Com vantagens técnicas e muitas dúvidas, os PHEVs seguem em terreno instável.
Os híbridos plug-in (PHEVs) foram lançados com uma promessa sedutora: combinar o alcance de um carro a combustão com a economia e sustentabilidade do elétrico. No papel, é uma solução ideal para países com infraestrutura ainda precária — como o Brasil. Mas, na prática, a adoção dessa tecnologia tem enfrentado resistências e críticas, inclusive de órgãos ambientais internacionais.
A principal polêmica gira em torno do uso real. Muitos proprietários de PHEVs acabam não recarregando seus veículos regularmente, usando-os como híbridos convencionais, o que anula parte dos benefícios ecológicos esperados. Além disso, são carros mais pesados, complexos e com custos de manutenção potencialmente maiores. Isso coloca em xeque sua eficiência e longevidade como solução de transição.

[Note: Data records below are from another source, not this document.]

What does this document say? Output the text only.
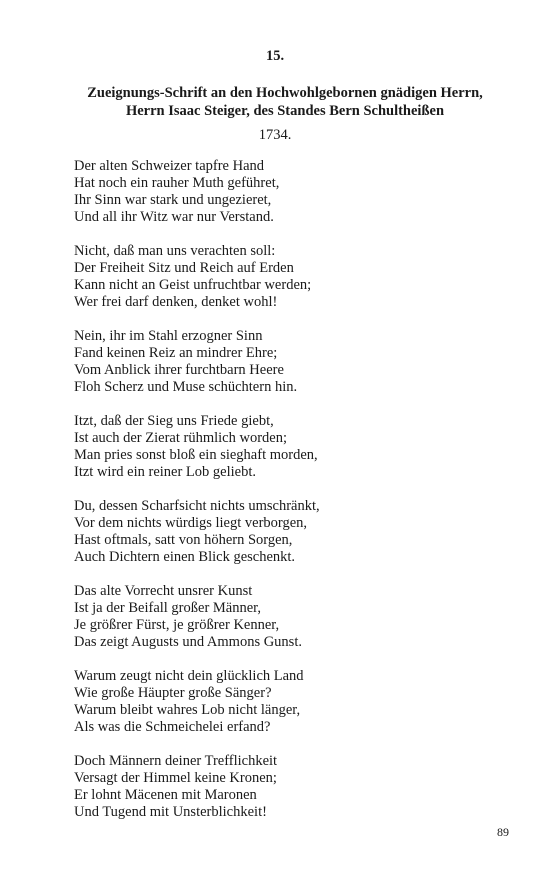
15.
Zueignungs-Schrift an den Hochwohlgebornen gnädigen Herrn,
Herrn Isaac Steiger, des Standes Bern Schultheißen
1734.
Der alten Schweizer tapfre Hand
Hat noch ein rauher Muth geführet,
Ihr Sinn war stark und ungezieret,
Und all ihr Witz war nur Verstand.
Nicht, daß man uns verachten soll:
Der Freiheit Sitz und Reich auf Erden
Kann nicht an Geist unfruchtbar werden;
Wer frei darf denken, denket wohl!
Nein, ihr im Stahl erzogner Sinn
Fand keinen Reiz an mindrer Ehre;
Vom Anblick ihrer furchtbarn Heere
Floh Scherz und Muse schüchtern hin.
Itzt, daß der Sieg uns Friede giebt,
Ist auch der Zierat rühmlich worden;
Man pries sonst bloß ein sieghaft morden,
Itzt wird ein reiner Lob geliebt.
Du, dessen Scharfsicht nichts umschränkt,
Vor dem nichts würdigs liegt verborgen,
Hast oftmals, satt von höhern Sorgen,
Auch Dichtern einen Blick geschenkt.
Das alte Vorrecht unsrer Kunst
Ist ja der Beifall großer Männer,
Je größrer Fürst, je größrer Kenner,
Das zeigt Augusts und Ammons Gunst.
Warum zeugt nicht dein glücklich Land
Wie große Häupter große Sänger?
Warum bleibt wahres Lob nicht länger,
Als was die Schmeichelei erfand?
Doch Männern deiner Trefflichkeit
Versagt der Himmel keine Kronen;
Er lohnt Mäcenen mit Maronen
Und Tugend mit Unsterblichkeit!
89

Apesar disso, os PHEVs ainda têm espaço — principalmente em frotas corporativas e para motoristas de uso misto. A questão é: por quanto tempo? Com a queda nos preços dos elétricos puros e a melhoria (ainda que lenta) da infraestrutura, o híbrido plug-in pode ser apenas um degrau provisório. Ou pode virar um nicho de luxo. O tempo dirá — mas é preciso ficar de olho.